Forward-looking statements involve a number of known and unknown risks,
uncertainties and other important factors, some of which are listed below, that could cause actual results and outcomes to differ materially
from any future results or outcomes expressed or implied by such forward-looking statements. Important transaction-related and other risk
factors that may cause such differences include: (i) the occurrence of any event, change or other circumstances that could give rise
to the termination of the merger agreement; (ii) the transaction closing conditions may not be satisfied in a timely manner or at
all; (iii) the announcement and pendency of the merger may disrupt the Company’s business operations (including the threatened
or actual loss of employees, clients, independent financial advisors or vendors); and (iv) the Company could experience financial
or other setbacks if the transaction encounters unanticipated problems.

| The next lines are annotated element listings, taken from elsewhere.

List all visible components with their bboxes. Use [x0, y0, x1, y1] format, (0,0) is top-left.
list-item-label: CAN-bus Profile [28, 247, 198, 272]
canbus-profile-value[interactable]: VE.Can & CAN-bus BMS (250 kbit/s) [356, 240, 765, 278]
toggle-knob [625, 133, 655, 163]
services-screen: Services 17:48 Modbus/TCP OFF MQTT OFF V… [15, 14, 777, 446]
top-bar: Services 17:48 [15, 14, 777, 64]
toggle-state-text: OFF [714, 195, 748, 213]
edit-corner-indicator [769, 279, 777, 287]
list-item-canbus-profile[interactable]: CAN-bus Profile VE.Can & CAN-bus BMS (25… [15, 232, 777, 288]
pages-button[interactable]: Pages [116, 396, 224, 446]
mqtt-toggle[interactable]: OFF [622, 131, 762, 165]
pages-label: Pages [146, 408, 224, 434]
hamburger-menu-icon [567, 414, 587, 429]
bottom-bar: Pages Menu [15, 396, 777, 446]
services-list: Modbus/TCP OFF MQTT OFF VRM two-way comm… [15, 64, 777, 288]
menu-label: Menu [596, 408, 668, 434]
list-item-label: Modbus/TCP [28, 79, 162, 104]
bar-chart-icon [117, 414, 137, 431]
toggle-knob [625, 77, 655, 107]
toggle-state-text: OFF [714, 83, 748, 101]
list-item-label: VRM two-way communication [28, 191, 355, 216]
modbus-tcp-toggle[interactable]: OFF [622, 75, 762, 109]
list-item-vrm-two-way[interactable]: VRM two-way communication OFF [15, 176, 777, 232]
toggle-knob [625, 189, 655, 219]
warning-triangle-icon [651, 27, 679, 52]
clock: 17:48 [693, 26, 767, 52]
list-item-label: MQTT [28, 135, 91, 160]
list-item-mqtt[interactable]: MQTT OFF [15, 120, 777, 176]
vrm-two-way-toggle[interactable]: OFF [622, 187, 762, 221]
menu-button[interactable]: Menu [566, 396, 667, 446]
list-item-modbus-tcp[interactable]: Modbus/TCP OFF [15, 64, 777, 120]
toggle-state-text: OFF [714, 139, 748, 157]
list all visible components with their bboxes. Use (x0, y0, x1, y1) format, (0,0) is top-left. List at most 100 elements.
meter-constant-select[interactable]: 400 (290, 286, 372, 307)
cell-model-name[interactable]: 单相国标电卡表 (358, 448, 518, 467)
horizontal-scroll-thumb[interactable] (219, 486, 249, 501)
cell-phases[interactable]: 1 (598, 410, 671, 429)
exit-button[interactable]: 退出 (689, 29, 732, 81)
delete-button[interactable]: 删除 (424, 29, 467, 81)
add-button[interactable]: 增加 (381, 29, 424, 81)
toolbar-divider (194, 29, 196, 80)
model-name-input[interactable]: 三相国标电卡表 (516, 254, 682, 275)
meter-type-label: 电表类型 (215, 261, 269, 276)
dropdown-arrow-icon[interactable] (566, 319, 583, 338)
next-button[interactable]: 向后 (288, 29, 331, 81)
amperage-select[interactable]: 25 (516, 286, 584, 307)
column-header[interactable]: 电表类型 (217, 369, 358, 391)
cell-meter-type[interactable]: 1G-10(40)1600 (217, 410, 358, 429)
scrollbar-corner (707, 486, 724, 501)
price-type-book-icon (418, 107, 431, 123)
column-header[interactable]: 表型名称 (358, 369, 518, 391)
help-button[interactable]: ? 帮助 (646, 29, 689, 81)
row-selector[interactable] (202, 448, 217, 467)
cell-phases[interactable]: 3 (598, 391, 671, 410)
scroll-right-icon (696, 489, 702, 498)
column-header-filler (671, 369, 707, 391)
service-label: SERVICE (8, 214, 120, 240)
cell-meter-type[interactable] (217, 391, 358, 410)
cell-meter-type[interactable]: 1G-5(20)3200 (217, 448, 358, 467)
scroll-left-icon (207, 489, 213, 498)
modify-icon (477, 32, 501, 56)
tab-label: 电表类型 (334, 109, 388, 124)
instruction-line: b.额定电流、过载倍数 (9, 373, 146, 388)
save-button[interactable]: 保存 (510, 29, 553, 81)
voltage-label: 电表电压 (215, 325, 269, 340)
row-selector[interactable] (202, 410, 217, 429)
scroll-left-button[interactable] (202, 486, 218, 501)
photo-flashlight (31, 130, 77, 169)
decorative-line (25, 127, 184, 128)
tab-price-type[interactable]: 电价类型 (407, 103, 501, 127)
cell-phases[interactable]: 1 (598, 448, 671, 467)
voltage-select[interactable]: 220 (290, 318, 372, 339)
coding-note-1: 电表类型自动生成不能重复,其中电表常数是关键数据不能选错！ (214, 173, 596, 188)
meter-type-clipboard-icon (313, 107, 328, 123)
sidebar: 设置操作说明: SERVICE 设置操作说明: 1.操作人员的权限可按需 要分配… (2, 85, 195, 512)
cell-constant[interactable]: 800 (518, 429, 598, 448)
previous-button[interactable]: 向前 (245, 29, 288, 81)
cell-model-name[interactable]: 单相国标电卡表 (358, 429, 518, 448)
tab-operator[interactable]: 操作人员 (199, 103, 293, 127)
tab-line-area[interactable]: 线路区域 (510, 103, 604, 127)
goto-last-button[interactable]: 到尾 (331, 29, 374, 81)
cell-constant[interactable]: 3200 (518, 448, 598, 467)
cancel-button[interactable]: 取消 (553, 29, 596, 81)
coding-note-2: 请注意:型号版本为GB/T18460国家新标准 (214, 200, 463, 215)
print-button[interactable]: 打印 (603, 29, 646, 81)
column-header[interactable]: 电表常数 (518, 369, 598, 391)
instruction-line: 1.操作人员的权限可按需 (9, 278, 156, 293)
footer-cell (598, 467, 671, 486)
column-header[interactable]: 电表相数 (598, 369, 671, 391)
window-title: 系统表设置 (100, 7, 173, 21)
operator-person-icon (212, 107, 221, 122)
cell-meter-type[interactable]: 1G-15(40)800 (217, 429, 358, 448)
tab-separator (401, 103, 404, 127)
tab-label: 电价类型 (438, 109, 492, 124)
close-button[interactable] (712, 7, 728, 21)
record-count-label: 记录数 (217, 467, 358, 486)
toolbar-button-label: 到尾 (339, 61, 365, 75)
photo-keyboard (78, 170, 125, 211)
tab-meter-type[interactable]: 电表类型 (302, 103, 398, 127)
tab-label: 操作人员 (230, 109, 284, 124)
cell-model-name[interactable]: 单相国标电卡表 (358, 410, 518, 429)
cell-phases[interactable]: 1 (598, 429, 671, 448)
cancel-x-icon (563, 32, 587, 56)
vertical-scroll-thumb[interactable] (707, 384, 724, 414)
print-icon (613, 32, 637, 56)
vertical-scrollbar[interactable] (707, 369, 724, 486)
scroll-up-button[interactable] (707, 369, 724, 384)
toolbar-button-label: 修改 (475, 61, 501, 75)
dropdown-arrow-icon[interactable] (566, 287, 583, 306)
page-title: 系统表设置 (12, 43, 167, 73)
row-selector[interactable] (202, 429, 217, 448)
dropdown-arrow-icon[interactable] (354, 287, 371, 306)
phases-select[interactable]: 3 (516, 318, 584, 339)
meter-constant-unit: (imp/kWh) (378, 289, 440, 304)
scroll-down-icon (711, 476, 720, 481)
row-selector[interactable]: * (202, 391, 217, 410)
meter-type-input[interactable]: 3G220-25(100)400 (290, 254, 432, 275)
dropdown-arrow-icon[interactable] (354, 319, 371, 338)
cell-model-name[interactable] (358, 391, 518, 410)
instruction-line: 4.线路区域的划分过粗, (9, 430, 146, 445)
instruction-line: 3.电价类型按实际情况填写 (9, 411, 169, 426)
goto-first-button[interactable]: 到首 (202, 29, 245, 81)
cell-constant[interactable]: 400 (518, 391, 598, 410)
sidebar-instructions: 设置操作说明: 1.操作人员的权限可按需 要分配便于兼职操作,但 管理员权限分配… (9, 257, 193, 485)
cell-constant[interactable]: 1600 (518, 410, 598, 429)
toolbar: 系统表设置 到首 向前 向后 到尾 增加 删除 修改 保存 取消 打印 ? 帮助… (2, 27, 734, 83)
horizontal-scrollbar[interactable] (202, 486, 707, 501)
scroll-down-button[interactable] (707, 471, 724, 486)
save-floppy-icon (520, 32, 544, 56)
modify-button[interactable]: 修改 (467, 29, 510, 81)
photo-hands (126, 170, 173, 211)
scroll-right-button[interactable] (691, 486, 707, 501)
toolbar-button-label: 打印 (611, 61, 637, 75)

Other important factors that may affect the Company’s future
operating results, include, but are not limited to: (i) the loss of existing distribution relationships or inability to access new
distribution relationships; (ii) a reduction in assets under the Company’s management on short notice; (iii) the adverse
ruling or resolution of any litigation, regulatory investigations and proceedings, or securities arbitrations by a federal or state court
or regulatory body; (iv) changes in the Company’s business model, operations and procedures, including the Company’s
methods of distributing its proprietary products, as a result of evolving fiduciary standards; (v) the introduction of legislative
or regulatory proposals or judicial rulings that change the independent contractor classification of the Company’s financial advisors
at the federal or state level for employment tax or other employee benefit purposes; (vi) a decline in the securities markets or
in the relative investment performance of the Company’s Funds and other investment portfolios and products as compared to competing
funds; (vii) the Company’s inability to reduce expenses rapidly enough to align with declines in its revenues due to various
factors, including fee pressure, the level of the Company’s assets under management or its business environment; (viii) non-compliance
with applicable laws or regulations and changes in current legal, regulatory, accounting, tax or compliance requirements or governmental
policies; (ix) the Company’s inability to attract and retain senior executive management and other key personnel to conduct
its wealth management and investment management business; (x) a failure in, or breach of, the Company’s operational or security
systems or its technology infrastructure, or those of third parties on which the Company relies; and (xi) the Company’s inability
to implement new information technology and systems, or its inability to complete such implementation in a timely or cost effective manner.
The foregoing factors should not be construed as exhaustive and should
be read together with other cautionary statements included in this and other reports and filings the Company makes with the SEC, including
the information in Item 1 “Business” and Item 1A “Risk Factors” of Part I and Item 7 “Management’s
Discussion and Analysis of Financial Condition and Results of Operations” of Part II to the Company’s Annual Report on
Form 10 K for the year ended December 31, 2020. Any forward-looking statement made in this Current Report on Form 8-K speaks
only as of the date on which it is made. Factors or events that could cause actual results to differ may emerge from time to time, and
it is not possible for the Company to predict all of them. The Company undertakes no obligation to publicly update any forward-looking
statement, whether as a result of new information, future developments or otherwise, except as may be required by law.